„Das Interesse ist so groß, da kommen gute Ideen bei rum“, erklärte Lehrer Volker Hein. Gemeint ist das Interesse an den Themen Nachhaltigkeit und Klimawandel, mit denen sich die Klasse 5b des Gymnasiums in letzter Zeit intensiv auseinandersetzte. Dabei, das erklärte Hein, sei im Lehrplan zunächst deutlich weniger Zeit für diese Themen angesetzt worden, die Initiative zu einer intensiveren Auseinandersetzung sei aus der Schülerschaft gekommen. Nach und nach entwickelten die Kinder kreative Ideen, wie es ihnen gelingen könnte, einen nachhaltigen Beitrag für Wegberg und das Maximilian-Kolbe-Gymnasium zu leisten.
Entstanden ist nun ein Projekt, das es bis ins Rathaus geschafft hat: das Mülltrennungsprojekt. Die Idee: Sowohl in den Klassenräumen als auch auf dem Schulhof des Gymnasiums sollen schon bald mehrere Mülleimer zur Verfügung stehen, an denen die Schülerinnen und Schüler ihren Müll trennen können. Das Nachhaltigkeitsprojekt, das unter dem Motto „Gemeinsam trennen!“ steht, wurde zu einem Bürgerantrag, der unter anderem auf Niklas Krämers Schreibtisch gelandet ist. Seit dem 1. Mai ist Krämer Nachhaltigkeitsmanager der Stadt, seit einiger Zeit beschäftigt er sich nun schon mit dem Antrag der Schülerinnen und Schüler.
Am Montagmorgen stattete der Nachhaltigkeitsmanager den Kindern der 5b einen Besuch ab, sprach mit den ihnen über Nachhaltigkeit und beantwortete neugierige Fragen. Auch er hatte welche dabei: Auf die Frage, was Nachhaltigkeit überhaupt bedeute, kamen aus der Schülerschaft Antworten wie „Energie aus nachhaltigen Energiequellen wie Sonnenlicht“, „kein Essen wegwerfen“, „Heizen mit geschlossenen Fenstern“ und „Müll in die Mülltonnen schmeißen“.

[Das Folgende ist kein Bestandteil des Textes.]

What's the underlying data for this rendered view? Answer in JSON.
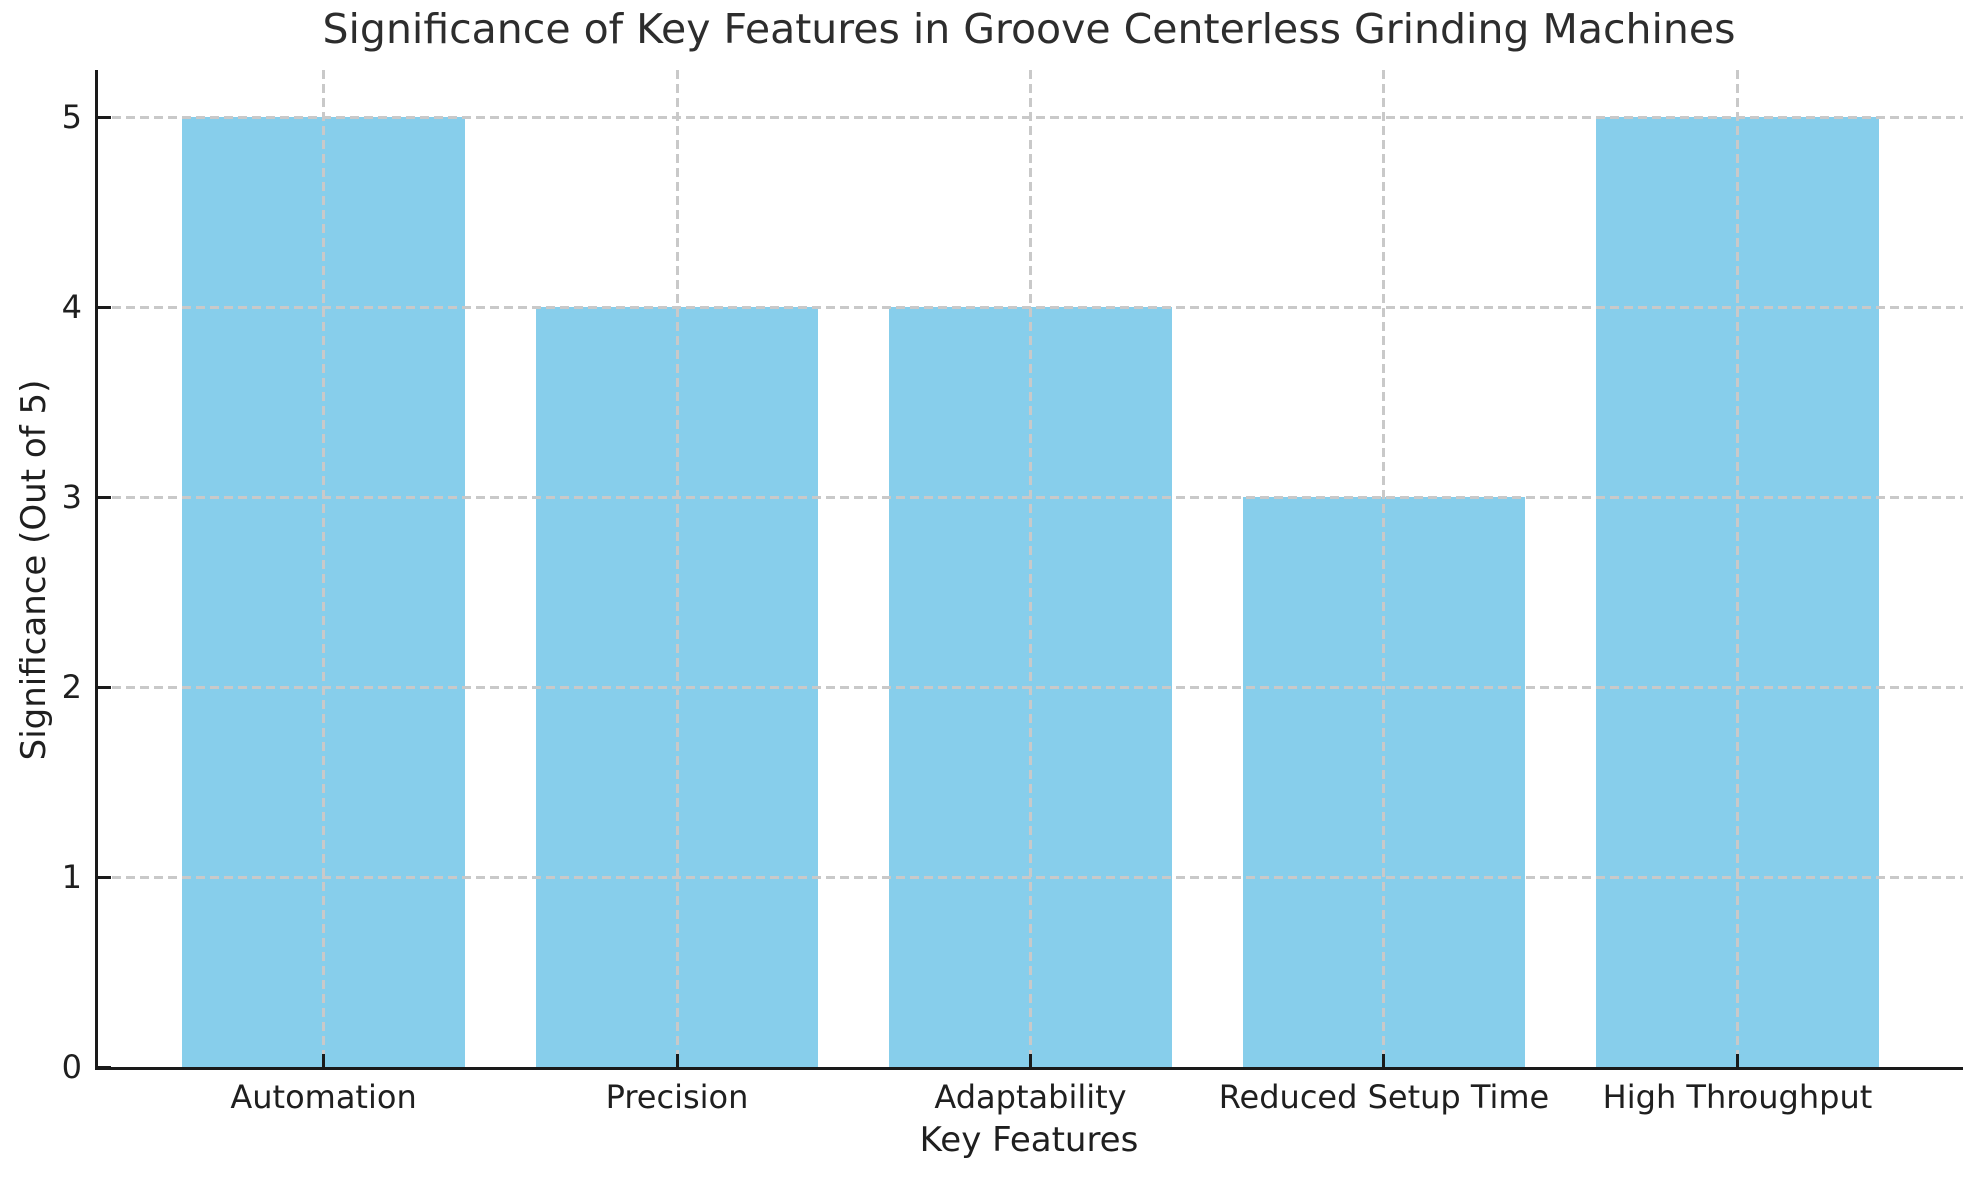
{
  "chart_data": {
    "type": "bar",
    "title": "Significance of Key Features in Groove Centerless Grinding Machines",
    "xlabel": "Key Features",
    "ylabel": "Significance (Out of 5)",
    "categories": [
      "Automation",
      "Precision",
      "Adaptability",
      "Reduced Setup Time",
      "High Throughput"
    ],
    "values": [
      5,
      4,
      4,
      3,
      5
    ],
    "ylim": [
      0,
      5.25
    ],
    "yticks": [
      0,
      1,
      2,
      3,
      4,
      5
    ],
    "bar_width_fraction": 0.8,
    "grid": "dashed gridlines on both axes, drawn above bars",
    "legend": "none",
    "colors": {
      "bar": "#87CEEB",
      "grid": "#c9c9c9",
      "axis": "#1a1a1a",
      "text": "#1f1f1f",
      "background": "#ffffff"
    }
  }
}
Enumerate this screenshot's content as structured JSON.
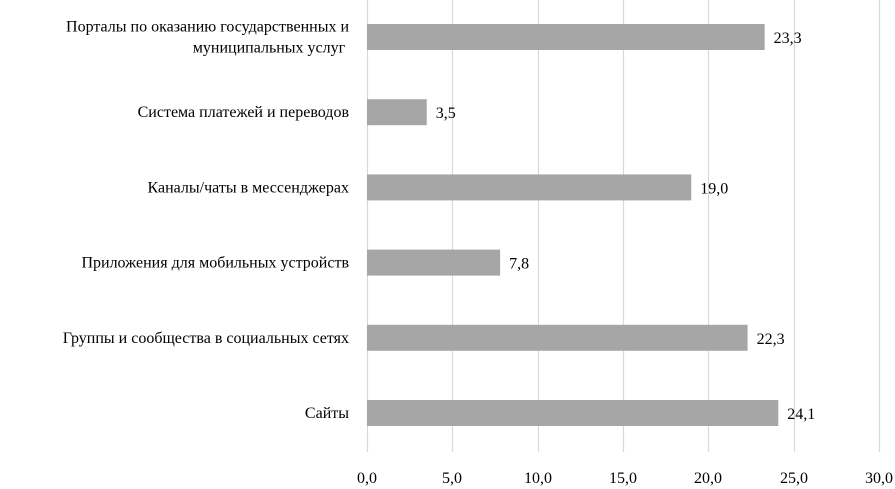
{
  "chart_data": {
    "type": "bar",
    "orientation": "horizontal",
    "categories": [
      [
        "Порталы по оказанию государственных и",
        "муниципальных услуг"
      ],
      [
        "Система платежей и переводов"
      ],
      [
        "Каналы/чаты в мессенджерах"
      ],
      [
        "Приложения для мобильных устройств"
      ],
      [
        "Группы и сообщества в социальных сетях"
      ],
      [
        "Сайты"
      ]
    ],
    "values": [
      23.3,
      3.5,
      19.0,
      7.8,
      22.3,
      24.1
    ],
    "value_labels": [
      "23,3",
      "3,5",
      "19,0",
      "7,8",
      "22,3",
      "24,1"
    ],
    "xlim": [
      0,
      30
    ],
    "ticks": [
      0,
      5,
      10,
      15,
      20,
      25,
      30
    ],
    "tick_labels": [
      "0,0",
      "5,0",
      "10,0",
      "15,0",
      "20,0",
      "25,0",
      "30,0"
    ],
    "title": "",
    "xlabel": "",
    "ylabel": "",
    "grid": "vertical",
    "legend": "none",
    "colors": {
      "bar": "#a6a6a6",
      "grid": "#d9d9d9",
      "text": "#000000"
    }
  }
}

Bereits im Vorfeld, diese Beobachtung teilte Lehrer Volker Hein, beschäftigten sich die Schülerinnen und Schüler intensiv mit dem Thema Nachhaltigkeit. Das Projekt „Gemeinsam trennen“ soll nun bald in allen Klassenräumen und auf dem Schulhof ankommen. Dazu, das erklärte Krämer den Kindern, müsse der Antrag erst viele Stationen im Rathaus durchlaufen: „Selbst einfache Aufgaben sind häufig komplizierter, als man denkt, deswegen kann so etwas schon mal dauern.“ Häufig scheitere es besonders an finanziellen Mitteln, die für solche Projekte von der Stadt aufgebracht werden müssen: Besonders die Mülleimer für den Schulhof seien aus Kostengründen für die Stadt gar nicht so leicht zu organisieren. Trotz allem, das versprach er den Schülerinnen und Schülern der 5b, wolle die Stadt alles dafür tun, um das Projekt so schnell wie möglich in die Tat umzusetzen: „Ich halte es für realistisch, dass wir das hinbekommen“, betonte er hinsichtlich der Entscheidung im Stadtrat.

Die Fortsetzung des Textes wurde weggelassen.